For most of us, the ability to protect $5 million from estate tax is sufficient. However, many individuals have assets that exceed that amount. Moreover, the law is only for two years, leaving us with the same uncertainty in 2012 that we faced in 2010. Further, many states, such as Maryland, only allow a $1 million exemption (fortunately Virginia currently has no estate tax).
Thus, rather than wait until death, many individuals should take advantage of the extraordinary wealth transfer opportunities available due to tax-free gifting of up to $5 million of assets. Most of us in the estate tax world were surprised when the estate tax exemption was increased to $5 million. However, we were shocked when the law allowed for gifts of up to $5 million. While increasing the gift exemption to $5 million for two years, Congress left untouched for now gifting strategies, such as GRATS and intra-family discounting of assets.
The bottom line? High net worth individuals should strike while the estate and gifting law is in their favor. There are a number of strategies available, many of which I have written about in the past, such as GRATS and gift/sale techniques to intentionally defective trusts.

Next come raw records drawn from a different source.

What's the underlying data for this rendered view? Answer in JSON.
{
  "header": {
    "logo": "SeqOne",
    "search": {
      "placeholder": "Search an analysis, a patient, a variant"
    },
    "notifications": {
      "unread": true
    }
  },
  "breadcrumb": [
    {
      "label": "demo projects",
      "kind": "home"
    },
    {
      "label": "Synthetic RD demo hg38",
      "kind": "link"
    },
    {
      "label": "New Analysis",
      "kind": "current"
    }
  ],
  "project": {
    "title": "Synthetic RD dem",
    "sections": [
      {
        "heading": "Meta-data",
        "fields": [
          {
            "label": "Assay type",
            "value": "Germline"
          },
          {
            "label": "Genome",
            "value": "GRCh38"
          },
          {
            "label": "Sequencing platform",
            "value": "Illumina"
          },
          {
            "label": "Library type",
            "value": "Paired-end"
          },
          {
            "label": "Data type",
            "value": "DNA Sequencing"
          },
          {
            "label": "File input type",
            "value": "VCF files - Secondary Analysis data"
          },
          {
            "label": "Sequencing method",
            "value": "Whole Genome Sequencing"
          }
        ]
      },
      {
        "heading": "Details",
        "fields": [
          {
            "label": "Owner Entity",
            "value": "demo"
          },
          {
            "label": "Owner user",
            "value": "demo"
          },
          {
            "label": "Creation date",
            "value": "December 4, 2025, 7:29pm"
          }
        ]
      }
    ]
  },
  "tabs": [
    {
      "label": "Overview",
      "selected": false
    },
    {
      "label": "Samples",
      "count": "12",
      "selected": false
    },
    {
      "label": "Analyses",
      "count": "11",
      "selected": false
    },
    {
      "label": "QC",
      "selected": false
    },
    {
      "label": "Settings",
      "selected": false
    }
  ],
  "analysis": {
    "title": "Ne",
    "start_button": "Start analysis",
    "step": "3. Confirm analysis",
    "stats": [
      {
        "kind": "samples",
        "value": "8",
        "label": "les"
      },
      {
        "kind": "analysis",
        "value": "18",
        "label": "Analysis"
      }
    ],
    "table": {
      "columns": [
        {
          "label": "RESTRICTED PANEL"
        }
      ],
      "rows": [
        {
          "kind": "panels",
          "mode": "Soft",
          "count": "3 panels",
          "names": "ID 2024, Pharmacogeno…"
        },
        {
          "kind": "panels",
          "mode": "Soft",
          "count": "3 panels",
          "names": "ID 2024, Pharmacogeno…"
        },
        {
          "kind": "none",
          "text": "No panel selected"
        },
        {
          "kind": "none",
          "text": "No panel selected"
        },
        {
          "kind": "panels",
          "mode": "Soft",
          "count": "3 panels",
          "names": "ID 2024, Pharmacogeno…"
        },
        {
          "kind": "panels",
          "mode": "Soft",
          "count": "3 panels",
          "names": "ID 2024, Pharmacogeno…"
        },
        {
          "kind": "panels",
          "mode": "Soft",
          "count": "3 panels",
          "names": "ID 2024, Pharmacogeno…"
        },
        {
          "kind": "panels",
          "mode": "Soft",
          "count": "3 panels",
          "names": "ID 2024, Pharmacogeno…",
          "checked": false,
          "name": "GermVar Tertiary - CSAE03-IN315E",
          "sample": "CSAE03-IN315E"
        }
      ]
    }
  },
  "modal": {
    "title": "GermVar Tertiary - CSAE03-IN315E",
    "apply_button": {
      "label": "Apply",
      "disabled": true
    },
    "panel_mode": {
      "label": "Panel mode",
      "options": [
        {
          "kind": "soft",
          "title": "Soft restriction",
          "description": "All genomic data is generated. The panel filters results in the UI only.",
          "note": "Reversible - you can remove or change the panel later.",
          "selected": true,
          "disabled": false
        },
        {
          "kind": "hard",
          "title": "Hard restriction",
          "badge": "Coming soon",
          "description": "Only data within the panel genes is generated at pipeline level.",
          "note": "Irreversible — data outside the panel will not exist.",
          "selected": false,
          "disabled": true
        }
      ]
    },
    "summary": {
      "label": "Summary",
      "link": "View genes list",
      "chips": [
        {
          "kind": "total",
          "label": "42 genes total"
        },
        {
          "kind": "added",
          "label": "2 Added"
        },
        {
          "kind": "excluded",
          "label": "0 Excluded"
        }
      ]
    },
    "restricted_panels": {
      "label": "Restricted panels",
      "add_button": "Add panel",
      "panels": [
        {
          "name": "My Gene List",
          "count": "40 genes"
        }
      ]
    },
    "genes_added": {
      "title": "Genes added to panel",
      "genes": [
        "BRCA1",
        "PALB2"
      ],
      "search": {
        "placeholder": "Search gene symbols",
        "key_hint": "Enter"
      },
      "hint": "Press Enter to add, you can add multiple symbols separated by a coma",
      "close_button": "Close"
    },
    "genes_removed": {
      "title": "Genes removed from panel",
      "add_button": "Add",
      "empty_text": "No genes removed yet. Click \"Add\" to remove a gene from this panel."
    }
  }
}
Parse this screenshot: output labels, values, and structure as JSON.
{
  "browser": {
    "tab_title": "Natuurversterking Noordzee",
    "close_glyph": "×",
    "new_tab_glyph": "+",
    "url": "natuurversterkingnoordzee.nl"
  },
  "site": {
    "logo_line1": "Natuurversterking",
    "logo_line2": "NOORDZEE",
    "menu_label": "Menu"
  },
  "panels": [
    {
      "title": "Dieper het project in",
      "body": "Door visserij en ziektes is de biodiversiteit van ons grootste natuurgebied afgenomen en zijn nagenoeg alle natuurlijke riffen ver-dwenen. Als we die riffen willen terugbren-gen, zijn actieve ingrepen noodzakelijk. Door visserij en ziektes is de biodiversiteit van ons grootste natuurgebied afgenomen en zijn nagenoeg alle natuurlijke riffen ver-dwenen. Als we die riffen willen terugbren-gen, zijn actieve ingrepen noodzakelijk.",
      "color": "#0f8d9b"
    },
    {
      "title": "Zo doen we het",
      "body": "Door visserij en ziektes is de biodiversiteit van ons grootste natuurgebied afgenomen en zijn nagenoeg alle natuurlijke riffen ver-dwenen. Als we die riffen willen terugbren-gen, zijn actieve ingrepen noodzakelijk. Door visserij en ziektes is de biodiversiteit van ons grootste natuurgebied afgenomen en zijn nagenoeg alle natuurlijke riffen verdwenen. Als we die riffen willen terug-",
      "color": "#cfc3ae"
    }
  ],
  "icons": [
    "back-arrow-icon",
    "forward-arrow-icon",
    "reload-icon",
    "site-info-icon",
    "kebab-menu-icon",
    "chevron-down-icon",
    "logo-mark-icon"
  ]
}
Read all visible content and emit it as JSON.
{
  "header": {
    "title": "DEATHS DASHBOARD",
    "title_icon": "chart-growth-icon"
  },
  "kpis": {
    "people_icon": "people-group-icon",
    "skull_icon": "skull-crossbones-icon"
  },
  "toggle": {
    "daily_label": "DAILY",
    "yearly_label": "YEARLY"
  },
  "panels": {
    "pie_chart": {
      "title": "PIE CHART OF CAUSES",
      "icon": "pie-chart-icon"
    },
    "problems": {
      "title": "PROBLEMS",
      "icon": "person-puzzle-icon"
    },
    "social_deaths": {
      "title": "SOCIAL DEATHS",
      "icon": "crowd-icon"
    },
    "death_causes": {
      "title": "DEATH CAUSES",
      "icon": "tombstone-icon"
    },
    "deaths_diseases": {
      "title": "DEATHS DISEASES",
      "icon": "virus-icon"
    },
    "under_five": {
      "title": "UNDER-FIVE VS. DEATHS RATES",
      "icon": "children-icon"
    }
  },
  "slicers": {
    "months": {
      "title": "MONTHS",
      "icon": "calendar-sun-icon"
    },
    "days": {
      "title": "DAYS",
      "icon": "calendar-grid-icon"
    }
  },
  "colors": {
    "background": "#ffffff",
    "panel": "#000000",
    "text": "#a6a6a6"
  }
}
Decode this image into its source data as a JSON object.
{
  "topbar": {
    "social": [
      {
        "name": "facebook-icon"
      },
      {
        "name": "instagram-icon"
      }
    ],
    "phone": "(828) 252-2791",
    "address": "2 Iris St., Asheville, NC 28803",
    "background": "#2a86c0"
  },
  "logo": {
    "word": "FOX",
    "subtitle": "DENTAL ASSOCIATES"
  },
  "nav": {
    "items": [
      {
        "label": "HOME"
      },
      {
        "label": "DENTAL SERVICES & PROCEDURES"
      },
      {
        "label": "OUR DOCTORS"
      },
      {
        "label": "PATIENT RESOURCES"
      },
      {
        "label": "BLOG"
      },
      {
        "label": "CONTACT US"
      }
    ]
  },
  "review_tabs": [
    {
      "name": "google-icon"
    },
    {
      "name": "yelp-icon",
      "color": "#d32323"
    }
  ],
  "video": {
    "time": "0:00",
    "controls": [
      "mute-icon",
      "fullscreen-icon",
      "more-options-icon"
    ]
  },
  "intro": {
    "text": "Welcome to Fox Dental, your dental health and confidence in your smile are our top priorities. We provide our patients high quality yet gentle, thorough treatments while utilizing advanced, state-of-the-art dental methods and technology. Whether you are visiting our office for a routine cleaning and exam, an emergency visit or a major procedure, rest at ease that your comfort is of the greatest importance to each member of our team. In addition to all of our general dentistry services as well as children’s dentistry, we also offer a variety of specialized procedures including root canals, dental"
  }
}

Certain strategies take advantage of gifting and the advantage of life insurance to protect and leverage the assets for the family and future generations. The common denominator in these strategies are 1) an Irrevocable Trust; 2) transferring assets into the Trust; and 3) a portion of the transferred assets, or a portion of the income generated from the transferred assets, is used to purchase a life insurance product. Because an Irrevocable Trust is used, the assets are protected for the children and future generations in perpetuity from estate tax and also from creditors and failed marriages. The transfer to the Irrevocable Trust constitutes a completed gift, and the donor takes advantage of the $5 million gift exemption. Thus, when the insurance is purchased inside the Trust, there are no further gift tax consequences. The advantages of purchasing life insurance by the Trust include diversifying and leveraging the Trust assets; providing liquidity upon death to pay death taxes; and providing tax free cash accumulations inside the policy which could be tapped by the Trust beneficiaries during the insured’s life.